I believe that the remaining difference in our uncertainty ranges is likely due to the Resplandy18 correction failing to deal with a major underestimation of systematic uncertainty in ΔAPOFF. Moreover, I am unable to replicate the Resplandy18 ΔAPOObs time series, and hence also their ΔAPOClimate time series (although the ΔAPOClimate time series I compute has an almost identical linear trend to theirs); I think it possible that they may have miscalculated ΔAPOObs.


Nicholas Lewis                                                                       17 November 2018



I thank Ross McKitrick for very helpful statistical and other input to this article.

[1]  I have taken the autocorrelation as ρ = 0.95, the value used in the reference Resplandy18 cite. Resplandy18 used an AR1 process to generate their random noise estimates on fossil fuel emissions; I did the same.

[2]   WLS reduces to OLS if the error variances are equal.

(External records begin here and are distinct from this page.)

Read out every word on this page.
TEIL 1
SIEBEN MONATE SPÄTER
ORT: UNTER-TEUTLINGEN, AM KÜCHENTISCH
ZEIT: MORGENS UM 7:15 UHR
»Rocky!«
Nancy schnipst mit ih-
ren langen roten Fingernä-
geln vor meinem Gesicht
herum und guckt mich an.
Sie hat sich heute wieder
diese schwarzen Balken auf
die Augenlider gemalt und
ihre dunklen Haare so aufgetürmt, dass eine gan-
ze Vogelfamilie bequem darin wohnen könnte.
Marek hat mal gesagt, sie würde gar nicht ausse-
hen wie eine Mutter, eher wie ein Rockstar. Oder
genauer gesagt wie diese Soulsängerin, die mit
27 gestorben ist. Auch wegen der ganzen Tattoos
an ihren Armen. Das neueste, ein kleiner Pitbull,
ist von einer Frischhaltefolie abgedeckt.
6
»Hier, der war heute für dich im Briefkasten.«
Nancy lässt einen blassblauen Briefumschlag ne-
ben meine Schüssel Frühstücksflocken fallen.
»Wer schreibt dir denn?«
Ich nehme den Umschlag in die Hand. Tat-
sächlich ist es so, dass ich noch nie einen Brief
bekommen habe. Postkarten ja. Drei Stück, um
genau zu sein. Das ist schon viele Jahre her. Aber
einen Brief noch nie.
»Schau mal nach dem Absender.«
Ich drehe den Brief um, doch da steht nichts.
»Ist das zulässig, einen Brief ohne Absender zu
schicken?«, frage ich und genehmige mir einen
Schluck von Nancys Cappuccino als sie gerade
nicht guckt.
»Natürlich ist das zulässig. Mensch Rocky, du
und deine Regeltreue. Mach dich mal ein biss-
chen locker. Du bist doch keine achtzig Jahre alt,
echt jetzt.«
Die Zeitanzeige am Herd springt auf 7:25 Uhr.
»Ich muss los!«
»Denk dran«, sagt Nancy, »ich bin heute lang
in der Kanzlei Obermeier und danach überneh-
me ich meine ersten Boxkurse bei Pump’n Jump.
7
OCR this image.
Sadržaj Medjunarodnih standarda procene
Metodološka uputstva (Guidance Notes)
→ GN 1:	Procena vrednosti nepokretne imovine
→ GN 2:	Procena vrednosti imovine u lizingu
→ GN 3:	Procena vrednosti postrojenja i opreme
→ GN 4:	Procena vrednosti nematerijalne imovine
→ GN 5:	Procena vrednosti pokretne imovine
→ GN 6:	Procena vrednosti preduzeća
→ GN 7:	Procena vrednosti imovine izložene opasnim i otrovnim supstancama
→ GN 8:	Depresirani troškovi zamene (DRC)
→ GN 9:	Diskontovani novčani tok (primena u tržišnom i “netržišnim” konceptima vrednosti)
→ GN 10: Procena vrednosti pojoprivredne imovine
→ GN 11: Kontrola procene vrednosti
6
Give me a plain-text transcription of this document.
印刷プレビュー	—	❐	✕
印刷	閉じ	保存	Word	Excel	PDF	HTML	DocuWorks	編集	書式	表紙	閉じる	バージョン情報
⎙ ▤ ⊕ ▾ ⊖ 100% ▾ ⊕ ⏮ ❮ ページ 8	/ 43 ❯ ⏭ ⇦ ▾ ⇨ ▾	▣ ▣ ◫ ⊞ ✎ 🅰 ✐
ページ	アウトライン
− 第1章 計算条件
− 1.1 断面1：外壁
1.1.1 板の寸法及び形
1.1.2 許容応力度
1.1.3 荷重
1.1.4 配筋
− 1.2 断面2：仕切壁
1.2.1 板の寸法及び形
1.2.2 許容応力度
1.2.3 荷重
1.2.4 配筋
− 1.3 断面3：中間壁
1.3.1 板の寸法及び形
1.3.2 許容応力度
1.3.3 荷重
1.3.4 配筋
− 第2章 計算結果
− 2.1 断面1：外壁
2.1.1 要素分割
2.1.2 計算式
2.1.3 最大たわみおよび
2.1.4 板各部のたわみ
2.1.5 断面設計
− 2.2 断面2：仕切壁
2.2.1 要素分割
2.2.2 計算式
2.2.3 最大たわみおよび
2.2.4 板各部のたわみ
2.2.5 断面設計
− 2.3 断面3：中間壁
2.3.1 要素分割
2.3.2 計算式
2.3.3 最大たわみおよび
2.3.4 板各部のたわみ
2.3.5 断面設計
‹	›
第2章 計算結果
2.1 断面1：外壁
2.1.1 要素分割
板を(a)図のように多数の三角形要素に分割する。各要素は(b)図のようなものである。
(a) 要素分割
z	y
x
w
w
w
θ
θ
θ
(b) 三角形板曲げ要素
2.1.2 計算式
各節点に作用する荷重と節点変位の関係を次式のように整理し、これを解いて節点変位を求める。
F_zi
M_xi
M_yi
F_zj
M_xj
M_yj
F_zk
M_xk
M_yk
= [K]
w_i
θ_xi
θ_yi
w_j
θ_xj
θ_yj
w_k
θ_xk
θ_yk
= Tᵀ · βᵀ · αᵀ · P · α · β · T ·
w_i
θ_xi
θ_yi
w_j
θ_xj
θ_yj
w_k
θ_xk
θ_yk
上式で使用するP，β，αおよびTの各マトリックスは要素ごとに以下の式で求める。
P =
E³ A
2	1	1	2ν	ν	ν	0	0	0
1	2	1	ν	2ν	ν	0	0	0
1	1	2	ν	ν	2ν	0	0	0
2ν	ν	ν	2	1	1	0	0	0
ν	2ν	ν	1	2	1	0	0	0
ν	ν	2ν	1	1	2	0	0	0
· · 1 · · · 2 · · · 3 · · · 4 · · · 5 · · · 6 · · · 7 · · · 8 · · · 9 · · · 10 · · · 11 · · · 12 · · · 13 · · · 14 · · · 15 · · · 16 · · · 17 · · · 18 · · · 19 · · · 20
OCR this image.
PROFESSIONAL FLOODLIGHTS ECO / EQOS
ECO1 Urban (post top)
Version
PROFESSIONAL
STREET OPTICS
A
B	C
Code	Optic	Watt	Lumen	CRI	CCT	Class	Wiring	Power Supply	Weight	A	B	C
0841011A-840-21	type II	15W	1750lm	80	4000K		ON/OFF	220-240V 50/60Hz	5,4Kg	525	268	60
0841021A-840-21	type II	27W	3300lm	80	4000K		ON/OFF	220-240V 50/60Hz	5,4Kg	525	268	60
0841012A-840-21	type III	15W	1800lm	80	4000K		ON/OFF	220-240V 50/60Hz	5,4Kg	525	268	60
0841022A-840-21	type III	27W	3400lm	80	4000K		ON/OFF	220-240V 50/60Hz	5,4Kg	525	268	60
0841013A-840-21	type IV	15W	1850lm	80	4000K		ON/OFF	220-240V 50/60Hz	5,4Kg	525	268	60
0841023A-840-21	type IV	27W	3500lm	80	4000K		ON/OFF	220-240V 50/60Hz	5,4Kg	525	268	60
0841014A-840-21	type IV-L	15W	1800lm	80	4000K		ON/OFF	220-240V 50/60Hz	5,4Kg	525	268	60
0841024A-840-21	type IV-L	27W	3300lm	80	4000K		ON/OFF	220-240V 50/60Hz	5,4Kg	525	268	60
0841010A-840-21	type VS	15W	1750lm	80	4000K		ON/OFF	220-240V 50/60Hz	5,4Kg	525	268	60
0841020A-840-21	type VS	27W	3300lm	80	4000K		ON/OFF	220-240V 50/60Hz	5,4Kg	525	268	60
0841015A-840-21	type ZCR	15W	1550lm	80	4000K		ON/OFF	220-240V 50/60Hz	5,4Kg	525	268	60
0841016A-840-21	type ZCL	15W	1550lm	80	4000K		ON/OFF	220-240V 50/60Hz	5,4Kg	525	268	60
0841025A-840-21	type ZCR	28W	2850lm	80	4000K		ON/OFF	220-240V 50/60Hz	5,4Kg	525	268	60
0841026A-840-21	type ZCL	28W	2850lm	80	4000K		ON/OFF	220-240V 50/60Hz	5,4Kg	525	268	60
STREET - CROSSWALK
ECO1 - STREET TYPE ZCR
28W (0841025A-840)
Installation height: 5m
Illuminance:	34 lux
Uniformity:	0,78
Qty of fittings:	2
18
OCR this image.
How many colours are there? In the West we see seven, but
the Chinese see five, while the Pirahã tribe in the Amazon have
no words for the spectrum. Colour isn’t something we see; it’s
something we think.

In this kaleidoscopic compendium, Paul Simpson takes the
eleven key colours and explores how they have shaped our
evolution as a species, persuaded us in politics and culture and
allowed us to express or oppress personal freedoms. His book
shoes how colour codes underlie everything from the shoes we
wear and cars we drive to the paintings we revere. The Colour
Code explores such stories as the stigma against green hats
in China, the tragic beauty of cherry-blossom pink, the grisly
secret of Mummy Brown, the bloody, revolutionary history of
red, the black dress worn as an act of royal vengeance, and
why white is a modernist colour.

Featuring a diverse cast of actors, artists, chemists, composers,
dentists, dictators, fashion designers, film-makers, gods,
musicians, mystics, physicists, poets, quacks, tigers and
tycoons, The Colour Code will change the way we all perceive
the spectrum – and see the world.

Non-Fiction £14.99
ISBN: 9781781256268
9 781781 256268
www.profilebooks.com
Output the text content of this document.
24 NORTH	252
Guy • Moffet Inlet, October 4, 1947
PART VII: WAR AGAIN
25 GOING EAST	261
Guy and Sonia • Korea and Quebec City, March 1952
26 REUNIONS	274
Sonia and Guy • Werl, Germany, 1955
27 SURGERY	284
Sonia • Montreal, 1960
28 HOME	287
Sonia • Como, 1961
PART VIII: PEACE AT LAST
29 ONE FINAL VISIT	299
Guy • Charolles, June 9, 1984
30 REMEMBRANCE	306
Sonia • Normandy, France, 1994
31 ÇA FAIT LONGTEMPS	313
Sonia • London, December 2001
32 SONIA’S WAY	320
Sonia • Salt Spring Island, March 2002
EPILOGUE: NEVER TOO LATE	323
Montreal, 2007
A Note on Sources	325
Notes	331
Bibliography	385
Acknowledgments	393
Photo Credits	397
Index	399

[3]  Application of a Goldfeld-Quandt test shows the error variances actually shrink over the sample, rather than growing, but not significantly. Application of a White’s test (even including the 1σ uncertainties as potential explanatory variables) also fails to detect heteroscedasticity.

[4]  Application of a Breuch-Godfrey test fails to detect AR1 or higher order autocorrelation.

[5]  The source Resplandy18 quote for fossil fuel emissions (Le Quéré, C. et al. Global carbon budget 2016. Earth Syst. Sci. Data 8, 605–649 (2016)) only gives values up to 2015. I took estimates for 2016 from the following year’s study, Global carbon budget 2017.

[6]  It is not obvious where the difference could lie. The ΔAPOObs time series depends only on (δO2/N2) and CO2 data. Although it is highly sensitive to the source of CO2 concentration data, I took monthly (δO2/N2) and CO2 values measured at La Jolla, Alert and Cape Grim, the three stations specified in the Resplandy18 Methods section, weighting them respectively 0.25, 0.25 and 0.50 as per the reference they cited.

[7]  The claim by scientist Paul Durack in the Washington Post that the Resplandy18 study confirms that the rate of ocean warming has been increasing is misleading, at best.

[8]  This assertion is based on the oxidative ratios for each fossil fuel, and uncertainty ranges given for them and for CO2 emissions, in Resplandy18 Extended Data Table 3, which uncertainties are taken to be systematic rather than randomly varying each year. On that basis, it is simple to work out that the oxidative ratio uncertainties imply much higher uncertainty in ΔAPOFF than that stated in Resplandy18 Extended Data Table 4.

[9]  https://www.sciencedirect.com/science/article/pii/S0341816214003129?via%3Dihub. The estimates they give for the two components of the global oxidative ratio indicate a slightly higher central estimate for it, of 1.067 ignoring rounding errors, so its unrounded value must lie above 1.06.